BitWarden Self Hosted Performance on XCP-NG

Hi Everyone,

New time poster, long time fan of the channel. I have recently installed BitWarden Self Hosted per your video on a fresh install of XCP-NG and I’m seeing constant very high CPU utilization (75-100%) for the VM. I am using Ubuntu 22.04 and followed the install guide per Tom’s video.

Here is a screen shot of my performance at idle. For comparison I have included XO’s performance chart as I had first wondering if there was a hardware issue (I’m running this on an old stock DL580 dual processor).

Here is the XOA Data:

When you stop the docker container does the CPU load go away?

Great question. The first tracing here is 1. Before, 2. Shutdown/Reboot of the Machine (the double spikes), 3. A shutdown of all dockers…note I got interrupted after the first few of them hence the big gap before it drops to almost zero. I ran HTOP as well prior to shutdown and it looked like the single biggest % CPU container was the SQL instance which alone looked like 20-30% CPU. Don’t know if that’s helpful or not.

Just one update, I ran a Docker Stats on this and interesting I see alternating containers going from 0 to 100%+ without any actual activity (in terms of user interaction) on the system.

The most notable were:

Notifications
Identity
Admin
MySQL

You could load Netdata and get even more details stats but if you are running an a really old CPU then the database will need much more CPU time to get things done.

Hi Tom and thank you for the reply! No question this is a hardware issue, I have just been trying to see how much I can get out of these old boxes that we have laying around.
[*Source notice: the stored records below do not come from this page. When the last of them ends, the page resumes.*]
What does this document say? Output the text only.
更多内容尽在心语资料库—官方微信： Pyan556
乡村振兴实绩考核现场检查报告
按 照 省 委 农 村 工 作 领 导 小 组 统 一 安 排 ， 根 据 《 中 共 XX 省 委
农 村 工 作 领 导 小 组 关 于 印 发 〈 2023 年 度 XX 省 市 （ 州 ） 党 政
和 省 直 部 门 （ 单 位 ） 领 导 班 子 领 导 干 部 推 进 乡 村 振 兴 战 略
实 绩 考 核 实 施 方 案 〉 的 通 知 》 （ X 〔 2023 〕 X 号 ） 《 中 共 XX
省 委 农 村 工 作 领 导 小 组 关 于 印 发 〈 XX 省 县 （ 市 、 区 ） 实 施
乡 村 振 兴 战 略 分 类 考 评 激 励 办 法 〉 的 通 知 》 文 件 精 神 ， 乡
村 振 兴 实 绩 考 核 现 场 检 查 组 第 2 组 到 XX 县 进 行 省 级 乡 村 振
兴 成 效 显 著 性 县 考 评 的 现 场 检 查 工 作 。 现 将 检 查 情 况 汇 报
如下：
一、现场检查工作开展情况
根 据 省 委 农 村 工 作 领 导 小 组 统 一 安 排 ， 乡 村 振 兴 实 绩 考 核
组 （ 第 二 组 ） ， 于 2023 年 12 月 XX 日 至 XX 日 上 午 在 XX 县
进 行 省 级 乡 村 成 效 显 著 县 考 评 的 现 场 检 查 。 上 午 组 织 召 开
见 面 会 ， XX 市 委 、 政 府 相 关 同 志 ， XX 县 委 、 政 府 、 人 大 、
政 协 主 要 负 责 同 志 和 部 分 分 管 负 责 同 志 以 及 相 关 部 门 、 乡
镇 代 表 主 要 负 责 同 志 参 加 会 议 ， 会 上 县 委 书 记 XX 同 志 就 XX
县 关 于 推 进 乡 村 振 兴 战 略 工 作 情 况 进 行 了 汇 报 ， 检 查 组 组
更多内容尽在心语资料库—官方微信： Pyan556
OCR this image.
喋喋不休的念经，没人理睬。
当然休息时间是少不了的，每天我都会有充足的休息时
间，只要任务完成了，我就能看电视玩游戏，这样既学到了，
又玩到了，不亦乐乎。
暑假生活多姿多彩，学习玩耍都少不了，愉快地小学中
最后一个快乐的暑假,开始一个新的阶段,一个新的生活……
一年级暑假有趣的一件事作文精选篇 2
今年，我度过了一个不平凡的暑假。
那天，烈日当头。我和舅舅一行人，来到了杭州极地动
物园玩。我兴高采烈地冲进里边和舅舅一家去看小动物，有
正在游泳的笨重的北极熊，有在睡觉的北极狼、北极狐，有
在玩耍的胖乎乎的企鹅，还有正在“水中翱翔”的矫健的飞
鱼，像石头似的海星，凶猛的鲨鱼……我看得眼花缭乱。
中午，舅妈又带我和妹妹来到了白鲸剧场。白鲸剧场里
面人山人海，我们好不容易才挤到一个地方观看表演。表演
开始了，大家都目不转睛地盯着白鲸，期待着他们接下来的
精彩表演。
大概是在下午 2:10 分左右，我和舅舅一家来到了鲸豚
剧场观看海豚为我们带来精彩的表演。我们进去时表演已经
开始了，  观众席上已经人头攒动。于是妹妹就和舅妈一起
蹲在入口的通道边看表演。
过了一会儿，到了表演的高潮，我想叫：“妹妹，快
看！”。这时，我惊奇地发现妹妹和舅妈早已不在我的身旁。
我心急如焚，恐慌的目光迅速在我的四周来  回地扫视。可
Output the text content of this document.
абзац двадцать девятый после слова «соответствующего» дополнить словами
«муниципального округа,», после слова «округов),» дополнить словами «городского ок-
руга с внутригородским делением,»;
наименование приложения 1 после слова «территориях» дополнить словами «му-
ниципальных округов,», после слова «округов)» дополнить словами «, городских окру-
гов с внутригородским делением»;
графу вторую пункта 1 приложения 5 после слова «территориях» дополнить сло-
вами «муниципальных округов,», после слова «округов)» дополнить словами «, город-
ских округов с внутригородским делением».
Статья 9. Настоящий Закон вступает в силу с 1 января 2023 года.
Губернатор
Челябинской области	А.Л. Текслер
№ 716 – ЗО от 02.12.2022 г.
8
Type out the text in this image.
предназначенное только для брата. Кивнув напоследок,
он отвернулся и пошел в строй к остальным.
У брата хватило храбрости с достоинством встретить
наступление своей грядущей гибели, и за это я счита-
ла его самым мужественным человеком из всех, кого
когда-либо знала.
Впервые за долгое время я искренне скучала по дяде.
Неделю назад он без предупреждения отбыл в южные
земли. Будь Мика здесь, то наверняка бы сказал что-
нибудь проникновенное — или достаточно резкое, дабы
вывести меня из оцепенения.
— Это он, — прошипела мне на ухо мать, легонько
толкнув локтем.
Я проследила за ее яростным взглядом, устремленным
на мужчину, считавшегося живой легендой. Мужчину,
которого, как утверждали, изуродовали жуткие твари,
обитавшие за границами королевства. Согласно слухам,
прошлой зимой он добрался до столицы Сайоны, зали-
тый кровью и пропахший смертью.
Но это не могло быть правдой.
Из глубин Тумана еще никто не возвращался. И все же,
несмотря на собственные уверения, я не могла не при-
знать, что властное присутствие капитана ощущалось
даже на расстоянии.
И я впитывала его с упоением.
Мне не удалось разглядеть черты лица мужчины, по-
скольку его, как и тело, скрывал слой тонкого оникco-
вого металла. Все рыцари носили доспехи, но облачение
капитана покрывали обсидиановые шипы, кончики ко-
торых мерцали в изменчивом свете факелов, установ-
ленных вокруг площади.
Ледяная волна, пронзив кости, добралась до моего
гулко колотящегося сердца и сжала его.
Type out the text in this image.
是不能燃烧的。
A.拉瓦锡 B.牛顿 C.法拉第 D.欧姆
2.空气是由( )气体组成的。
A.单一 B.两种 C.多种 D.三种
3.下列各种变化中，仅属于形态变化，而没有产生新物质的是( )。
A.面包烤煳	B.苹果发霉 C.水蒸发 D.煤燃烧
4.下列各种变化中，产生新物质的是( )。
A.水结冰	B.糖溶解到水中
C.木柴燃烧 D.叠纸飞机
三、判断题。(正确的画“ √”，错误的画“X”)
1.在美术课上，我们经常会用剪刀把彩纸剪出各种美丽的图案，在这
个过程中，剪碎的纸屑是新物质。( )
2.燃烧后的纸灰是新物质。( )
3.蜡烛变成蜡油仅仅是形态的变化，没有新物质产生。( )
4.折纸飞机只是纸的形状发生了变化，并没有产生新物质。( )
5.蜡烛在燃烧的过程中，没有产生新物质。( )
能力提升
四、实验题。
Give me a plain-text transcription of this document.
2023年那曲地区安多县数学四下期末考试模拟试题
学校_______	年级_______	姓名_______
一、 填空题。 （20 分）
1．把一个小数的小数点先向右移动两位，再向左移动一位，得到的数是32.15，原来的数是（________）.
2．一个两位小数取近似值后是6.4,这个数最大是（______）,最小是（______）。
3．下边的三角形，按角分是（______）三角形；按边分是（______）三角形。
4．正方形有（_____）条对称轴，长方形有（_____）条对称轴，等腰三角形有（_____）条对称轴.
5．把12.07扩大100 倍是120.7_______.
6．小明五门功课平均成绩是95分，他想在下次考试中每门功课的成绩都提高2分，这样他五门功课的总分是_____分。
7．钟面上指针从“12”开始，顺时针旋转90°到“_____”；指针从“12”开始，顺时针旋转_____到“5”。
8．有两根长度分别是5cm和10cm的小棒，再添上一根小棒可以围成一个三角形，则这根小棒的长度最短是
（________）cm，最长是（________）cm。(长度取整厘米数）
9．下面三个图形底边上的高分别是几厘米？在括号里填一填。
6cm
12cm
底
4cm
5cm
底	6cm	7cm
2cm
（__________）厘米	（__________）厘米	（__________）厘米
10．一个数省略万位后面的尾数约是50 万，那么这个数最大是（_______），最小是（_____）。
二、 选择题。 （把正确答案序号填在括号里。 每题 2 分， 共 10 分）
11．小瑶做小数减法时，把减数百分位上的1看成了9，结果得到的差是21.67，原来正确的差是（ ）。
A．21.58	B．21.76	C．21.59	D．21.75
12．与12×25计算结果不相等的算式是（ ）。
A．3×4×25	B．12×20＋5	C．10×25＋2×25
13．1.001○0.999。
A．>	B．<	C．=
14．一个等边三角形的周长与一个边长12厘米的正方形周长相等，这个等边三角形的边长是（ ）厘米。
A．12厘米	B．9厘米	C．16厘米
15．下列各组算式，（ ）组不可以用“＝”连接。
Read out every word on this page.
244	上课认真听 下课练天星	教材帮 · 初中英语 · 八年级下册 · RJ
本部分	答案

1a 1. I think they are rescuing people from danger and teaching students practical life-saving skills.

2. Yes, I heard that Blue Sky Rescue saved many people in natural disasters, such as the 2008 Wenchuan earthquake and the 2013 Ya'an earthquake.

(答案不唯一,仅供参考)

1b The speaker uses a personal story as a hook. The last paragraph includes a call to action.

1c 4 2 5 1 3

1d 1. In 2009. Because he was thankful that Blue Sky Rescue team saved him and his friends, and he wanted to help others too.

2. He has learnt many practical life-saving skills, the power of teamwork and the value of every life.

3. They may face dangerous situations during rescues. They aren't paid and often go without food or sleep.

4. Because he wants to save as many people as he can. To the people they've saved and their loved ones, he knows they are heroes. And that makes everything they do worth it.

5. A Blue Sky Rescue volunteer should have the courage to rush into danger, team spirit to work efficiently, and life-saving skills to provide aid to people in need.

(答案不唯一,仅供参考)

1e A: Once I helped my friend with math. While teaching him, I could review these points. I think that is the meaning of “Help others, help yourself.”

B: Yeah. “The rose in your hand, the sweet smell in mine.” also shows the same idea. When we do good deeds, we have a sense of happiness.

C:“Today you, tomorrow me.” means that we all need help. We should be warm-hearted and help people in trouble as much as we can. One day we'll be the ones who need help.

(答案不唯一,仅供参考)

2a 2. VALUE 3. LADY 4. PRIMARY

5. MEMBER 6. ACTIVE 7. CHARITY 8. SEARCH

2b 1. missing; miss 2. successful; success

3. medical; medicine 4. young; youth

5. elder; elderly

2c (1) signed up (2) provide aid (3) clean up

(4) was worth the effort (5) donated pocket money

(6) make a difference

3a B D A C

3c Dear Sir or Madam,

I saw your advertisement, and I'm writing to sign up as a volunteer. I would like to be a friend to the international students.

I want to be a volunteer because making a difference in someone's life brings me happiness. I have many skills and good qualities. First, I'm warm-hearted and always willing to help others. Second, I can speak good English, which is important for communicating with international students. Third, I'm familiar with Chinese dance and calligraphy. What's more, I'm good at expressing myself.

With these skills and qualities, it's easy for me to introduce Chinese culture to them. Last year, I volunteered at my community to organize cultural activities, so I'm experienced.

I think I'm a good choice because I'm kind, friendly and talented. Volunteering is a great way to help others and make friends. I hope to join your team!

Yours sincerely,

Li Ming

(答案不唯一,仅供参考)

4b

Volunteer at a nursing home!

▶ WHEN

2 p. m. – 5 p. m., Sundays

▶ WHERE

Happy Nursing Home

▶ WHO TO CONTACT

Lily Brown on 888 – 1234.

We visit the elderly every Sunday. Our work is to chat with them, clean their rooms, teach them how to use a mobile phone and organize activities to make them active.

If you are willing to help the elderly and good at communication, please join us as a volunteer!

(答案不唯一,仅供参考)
XCP has proved to be a blessing in that regard as ESXI support etc is now all EOL for these older processors.

Just to complete the note in case others find this helpful:

I tried changing Ubuntu to Debian and found that the underlying OS of Debian performed much better for some reason than Ubuntu. Installs were slow on either but it never hang and even basic tasks like terminal usage were markedly better.

From there I decided to install both Bit Warden and (at the risk of being a CAPS LOCK PERSON) Vault Warden too just to see if there was a difference.

In summary:

  1. Debian in all cases out performed Ubuntu in this ‘old processor/old architecture’ scenario
  2. Vault Warden was predictably much easier on the system than Bit Warden (note the Vault Warden had 1/2 the resources assigned that Bit Warden did).

THANK YOU AGAIN for all the great work you do with these videos and this forum.